Charles Semblat

Personal information
- Born: 7 April 1897 Saint-Sornin-Lavolps, France
- Died: 10 July 1972 (aged 75) Chantilly, France
- Occupations: Jockey, Trainer

Horse racing career
- Sport: Horse racing

Major racing wins
- As a jockey: British Classic Race wins: 2000 Guineas (1) Major French race wins: Prix du Jockey Club (3) Grand Prix de Paris (1) Prix de l'Arc de Triomphe (3) As a trainer: British Classic Race wins: Epsom Derby (1) Epsom Oaks (1) St. Leger Stakes (2) Major French race wins: Prix du Jockey Club (6) Grand Prix de Paris (1) Prix de l'Arc de Triomphe (4)

Honours
- French Champion Jockey (1924, 1925, 1926, 1927, 1928, 1934) British Champion Trainer (1951)

Significant horses
- Pearl Cap, Motrico, Djebel, Ardan, Marsyas, Caracalla, Arbar, Coronation, Galcador

= Charles Semblat =

French horse trainer and jockey

Charles Henri Semblat (1897–1972) was a French jockey and racehorse trainer. Semblat was leading French jockey for more than twenty years before his riding career was ended by injury. He subsequently had an even more successful career as trainer for the owner-breeder Marcel Boussac. In 1950 he became Champion Trainer in Britain without ever visiting the country. Semblat is the only person to have both ridden and trained the winner of France's most important race, the Prix de l'Arc de Triomphe.

==Riding career==
Semblat became an apprentice jockey at a young age and rode his first winner at the age of 13 in 1910. For a time he rode both on the flat and over jumps, before specialising in the former discipline. He attracted the attention of some of the leading figures French racing and became closely associated with the Chantilly trainers William Cunnington and Frank Carter. Among the horses he rode for Carter were Mon Talisman (Prix du Jockey Club and Prix de l'Arc de Triomphe in 1927), Pearl Cap (Arc de Triomphe 1931) and Clairvoyant (Prix du Jockey Club and Grand Prix de Paris).

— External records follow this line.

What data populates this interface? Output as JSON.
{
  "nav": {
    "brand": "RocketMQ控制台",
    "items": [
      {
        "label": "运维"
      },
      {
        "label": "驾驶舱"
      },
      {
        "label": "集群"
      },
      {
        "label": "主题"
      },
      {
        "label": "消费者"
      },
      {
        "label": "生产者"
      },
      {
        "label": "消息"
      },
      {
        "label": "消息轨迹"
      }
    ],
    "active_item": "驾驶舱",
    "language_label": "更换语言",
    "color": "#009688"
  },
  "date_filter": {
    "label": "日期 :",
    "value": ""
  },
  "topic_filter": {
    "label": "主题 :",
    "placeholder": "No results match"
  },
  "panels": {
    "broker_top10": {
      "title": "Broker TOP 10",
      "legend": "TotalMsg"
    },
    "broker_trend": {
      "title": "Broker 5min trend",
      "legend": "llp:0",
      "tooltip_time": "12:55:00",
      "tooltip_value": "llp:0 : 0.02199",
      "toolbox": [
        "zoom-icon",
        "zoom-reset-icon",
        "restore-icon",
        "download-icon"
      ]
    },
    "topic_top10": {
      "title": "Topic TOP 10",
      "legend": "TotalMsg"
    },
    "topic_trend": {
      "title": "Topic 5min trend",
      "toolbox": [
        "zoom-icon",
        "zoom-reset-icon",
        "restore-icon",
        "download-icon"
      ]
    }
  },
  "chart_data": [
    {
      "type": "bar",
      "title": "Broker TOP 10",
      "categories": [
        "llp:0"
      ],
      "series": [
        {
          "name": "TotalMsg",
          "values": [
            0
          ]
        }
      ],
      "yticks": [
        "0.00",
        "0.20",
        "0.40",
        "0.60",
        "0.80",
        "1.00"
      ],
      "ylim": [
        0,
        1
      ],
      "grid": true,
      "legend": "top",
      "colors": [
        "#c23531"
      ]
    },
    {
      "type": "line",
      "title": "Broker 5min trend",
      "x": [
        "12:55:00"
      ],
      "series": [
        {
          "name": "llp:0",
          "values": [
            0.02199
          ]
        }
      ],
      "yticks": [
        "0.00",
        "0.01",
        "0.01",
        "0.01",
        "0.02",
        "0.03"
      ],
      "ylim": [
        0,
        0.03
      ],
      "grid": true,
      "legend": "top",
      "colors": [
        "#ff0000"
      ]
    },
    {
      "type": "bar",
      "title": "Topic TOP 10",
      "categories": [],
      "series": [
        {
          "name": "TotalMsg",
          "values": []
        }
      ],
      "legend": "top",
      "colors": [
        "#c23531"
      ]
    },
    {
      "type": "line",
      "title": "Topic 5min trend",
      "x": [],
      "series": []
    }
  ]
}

Semblat was the leading jockey in France for five successive years from 1924 (when he was only the second French-born rider to win that title) and added a sixth championship in 1934. During this period he was regarded as "easily the best jockey in France", and his status was comparable to that of the British Champion Steve Donoghue. In 1927 his achievements were recognised when he was presented with the Mérite agricole award by the French Minister of Agriculture.

He won a third Arc on the seven-year-old Motrico in 1937 and in the same year he won his only British Classic Race winner when he rode the Carter-trained outsider Le Ksar to success in the 2000 Guineas at Newmarket Racecourse. Le Ksar failed in The Derby despite Semblat's confidence: he claimed to have made a careful study of the course "with maps and a book" and to have "already won the race on paper".

Following the outbreak of the Second World War, the British jockey Charlie Elliott returned to England, giving up his job as the first jockey for the Marcel Boussac the dominant owner-breeder of his time. Semblat replaced Elliott and rode for Boussac with considerable success and soon took over the role of trainer. In 1944 Semblat sustained serious injuries in a fall which forced him to retire from riding.

==Training career==
Semblat was an immediate success as a trainer at Chantilly where he trained a string of forty horses. By the end of the war he had won two Arc de Triomphes with Djebel and Ardan and trained the stayer Marsyas to the first of four consecutive wins in the Prix du Cadran. This success was achieved despite wartime restrictions which saw the closure of Longchamp, France's most important racecourse, as well as strict limits imposed both on travel and on the amount of grain used for the horses' feed. Semblat's training regime involved giving his charges a great deal of walking exercise and ensuring that each horse had a dedicated groom. In the immediate post-war years he continued to dominate French racing, winning further Arcs with Caracalla and Coronation and winning six runnings of the Prix du Jockey Club in eleven years.

Semblat was keen to exploit the opportunities which the end of hostilities brought for international competition. In 1946 he sent his horses to Royal Ascot and won the Gold Cup with Caracalla and the Queen Alexandra Stakes with Marsyas. He won a second Gold Cup with Arbar in 1948 and in the following year sent Djeddah across the English Channel to take both the Eclipse Stakes and the Champion Stakes. Semblat's best year in Britain, however, was 1950 when he won three of the five British classics. At Epsom in June he won both The Derby with Galcador and the Oaks with the filly Asmena (a sister of Marsyas, Caracalla and Arbar). In September he won the St Leger with Scratch. His earnings that year made him British Champion trainer despite the fact that he had never set foot in the country during the season, whilst Boussac won the owner's championship Even when Galcador won the Derby, Semblat preferred to attend to his day-to-day responsibilities at Chantilly. He won a fourth British classic when Talma won the St Leger in the following year.

The working relationship between Semblat and Boussac eventually deteriorated and in 1954 the trainer was dismissed and replaced by Charlie Elliott, the man he had supplanted fourteen years earlier. Semblat continued to train horses, but with less success, recording his last major win when Thymus took the Poule d'Essai des Poulains in 1959.